Bail commercial : Défaut d’immatriculation de l’établissement secondaire et conséquences

Le preneur qui n’est pas immatriculé à la date du congé n’a pas droit au renouvellement de son bail ni droit au paiement de l’indemnité d’éviction, et est occupant sans droit ni titre à compter de la date d’effet du congé.

Pour mémoire, il ressort des articles L. 145-l et L. 145-8 du Code de commerce que le bénéfice du statut des baux commerciaux, notamment le droit au renouvellement du bail commercial , est conditionné par

  • l’immatriculation du preneur au registre du commerce et des sociétés,
  • le fait que cette immatriculation
    • doit s’apprécier local par local,
    • être effectuée à l’adresse des lieux loués
  • une immatriculation à la date de délivrance du congé délivré par le bailleur.

La preuve de ces éléments incombant au locataire s’il veut bénéficier du droit au statut.

En cas de pluralité d’établissements, le commerçant doit être immatriculé pour son établissement principal et inscrit en complément pour chacun des établissements secondaires.

Le preneur qui n’est pas immatriculé à la date du congé n’a donc pas droit au renouvellement de son bail ni droit au paiement de l’indemnité d’éviction, et est occupant sans droit ni titre à compter de la date d’effet du congé.

En l’espèce, il convient de valider la congé avec dénégation du droit au renouvellement puisque la société locataire n’était pas immatriculée au RCS pour les locaux loués à la date de délivrance du congé.
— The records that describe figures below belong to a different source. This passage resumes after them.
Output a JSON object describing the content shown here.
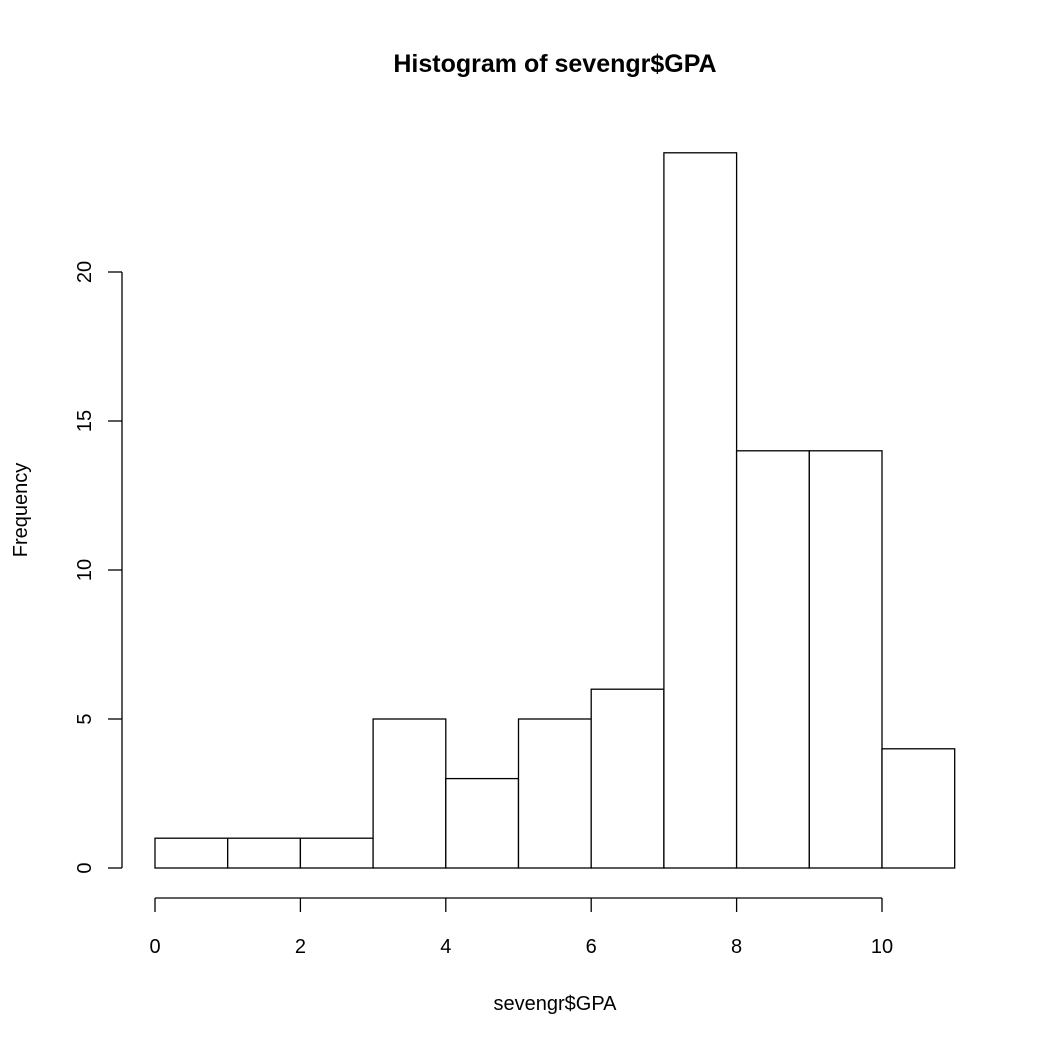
{
  "chart_data": {
    "type": "bar",
    "title": "Histogram of sevengr$GPA",
    "xlabel": "sevengr$GPA",
    "ylabel": "Frequency",
    "bins": [
      {
        "from": 0,
        "to": 1,
        "count": 1
      },
      {
        "from": 1,
        "to": 2,
        "count": 1
      },
      {
        "from": 2,
        "to": 3,
        "count": 1
      },
      {
        "from": 3,
        "to": 4,
        "count": 5
      },
      {
        "from": 4,
        "to": 5,
        "count": 3
      },
      {
        "from": 5,
        "to": 6,
        "count": 5
      },
      {
        "from": 6,
        "to": 7,
        "count": 6
      },
      {
        "from": 7,
        "to": 8,
        "count": 24
      },
      {
        "from": 8,
        "to": 9,
        "count": 14
      },
      {
        "from": 9,
        "to": 10,
        "count": 14
      },
      {
        "from": 10,
        "to": 11,
        "count": 4
      }
    ],
    "x_ticks": [
      0,
      2,
      4,
      6,
      8,
      10
    ],
    "y_ticks": [
      0,
      5,
      10,
      15,
      20
    ],
    "xlim": [
      0,
      11
    ],
    "ylim": [
      0,
      24
    ],
    "grid": false,
    "legend": "none",
    "bar_fill": "#ffffff",
    "bar_stroke": "#000000"
  }
}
Elle invoque en vain l’immatriculation de son siège social.

En effet, la preuve n’est pas apportée d’une unité d’exploitation entre le siège social et les locaux litigieux distants de 130 mètres.

Par ailleurs, en cas de pluralité d’établissements exploités dans le ressort d’un même tribunal par une même personne physique ou morale, il y a lieu, outre l’immatriculation à titre principal, à une inscription complémentaire par autre établissement exploité, de sorte que l’argumentation développée par la société locataire est inopérante.

Cette dernière doit donc être expulsée et n’a pas droit à indemnité d’éviction.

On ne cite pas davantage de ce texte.